На Корсике очень много женщин в черном; там странный обычай: надевают новый траур только по истечении старого траура. Есть семьи, которые никогда из траура не выходят. Женщины носят странные черные покрывала, в которые с одной стороны вложен китовый ус; они топырятся как большой козырек, как парус… Мало интересного в Аяччо. Над городом большая неуклюжая вилла, принадлежащая князю Каподистриа; построена из камней разрушенного Тюльерийского дворца. Мало интересного в Аяччо. На площади всегда стоял, все его знали, без шляпы, нищий; он был сумасшедший, он стоял подбоченясь и принимал одни только медные монеты, с гордостью отвергая серебряные. Так мало интересного в Аяччо, что даже не помню, видел ли я дом, в котором родился Наполеон.
Не могу думать о Наполеоне и не вспомнить, какое место в его судьбе занимают острова. Орленок, взлетевший с Корсики, орел, полмира покрывший тенью своих крыльев и на Св. Елену опустившийся в цепях. И между этими двумя островами третий — Эльба. Ему недоставало, славе его недоставало плена и побега; его заключили на Эльбу, чтобы дать ему и эту славу. Но он поднялся, чтобы пасть.

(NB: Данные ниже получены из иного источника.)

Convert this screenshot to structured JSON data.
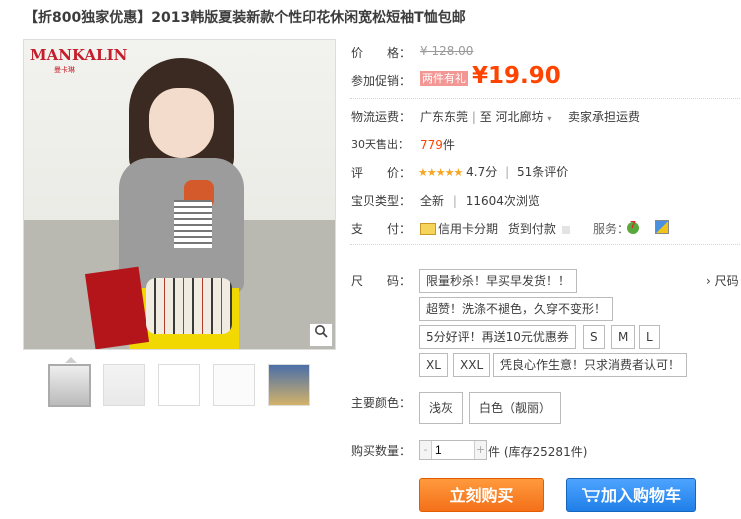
{
  "title": "【折800独家优惠】2013韩版夏装新款个性印花休闲宽松短袖T恤包邮",
  "image": {
    "logo": "MANKALIN",
    "logo_sub": "曼卡琳"
  },
  "price": {
    "label": "价　　格：",
    "original": "¥ 128.00"
  },
  "promo": {
    "label": "参加促销：",
    "tag": "两件有礼",
    "currency": "¥",
    "price": "19.90"
  },
  "shipping": {
    "label": "物流运费：",
    "from": "广东东莞",
    "to": "至  河北廊坊",
    "fee": "卖家承担运费"
  },
  "sales": {
    "label": "30天售出：",
    "count": "779",
    "unit": "件"
  },
  "rating": {
    "label": "评　　价：",
    "stars": "★★★★★",
    "score": "4.7分",
    "reviews": "51条评价",
    "star_value": 4.7
  },
  "item_type": {
    "label": "宝贝类型：",
    "condition": "全新",
    "views": "11604次浏览"
  },
  "payment": {
    "label": "支　　付：",
    "credit": "信用卡分期",
    "cod": "货到付款",
    "service_label": "服务："
  },
  "size": {
    "label": "尺　　码：",
    "chart_link": "尺码",
    "options": [
      "限量秒杀！早买早发货！！",
      "超赞！洗涤不褪色，久穿不变形！",
      "5分好评！再送10元优惠券",
      "S",
      "M",
      "L",
      "XL",
      "XXL",
      "凭良心作生意！只求消费者认可！"
    ]
  },
  "color": {
    "label": "主要颜色：",
    "options": [
      "浅灰",
      "白色（靓丽）"
    ]
  },
  "quantity": {
    "label": "购买数量：",
    "minus": "-",
    "value": "1",
    "plus": "+",
    "unit": "件",
    "stock": "(库存25281件)"
  },
  "buttons": {
    "buy": "立刻购买",
    "cart": "加入购物车"
  },
  "colors": {
    "accent": "#ff4400",
    "buy_button": "#f4701a",
    "cart_button": "#1f7fe8"
  },
  "icons": [
    "magnifier-icon",
    "credit-card-icon",
    "dropdown-arrow-icon",
    "service-seven-icon",
    "service-badge-icon",
    "cart-icon",
    "chevron-right-icon"
  ]
}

«Есть остров на том океане», —
он пал на этот остров. Когда думаю об острове Св. Елены, вижу статую скульптора Вэла (Vela) во дворце Питти во Флоренции — «Gli ultimi giorni di Napoleone» (Последние дни Наполеона). В халате с расстегнутым воротом сидит, и глубокие глаза смотрят далеко. Сколько совмещает угасающий взор; в этом отходящем духе сколько мысли… И остров и океан; и жизнь и вечность — откуда и куда. Ведь и жизнь наша остров в океане мировом.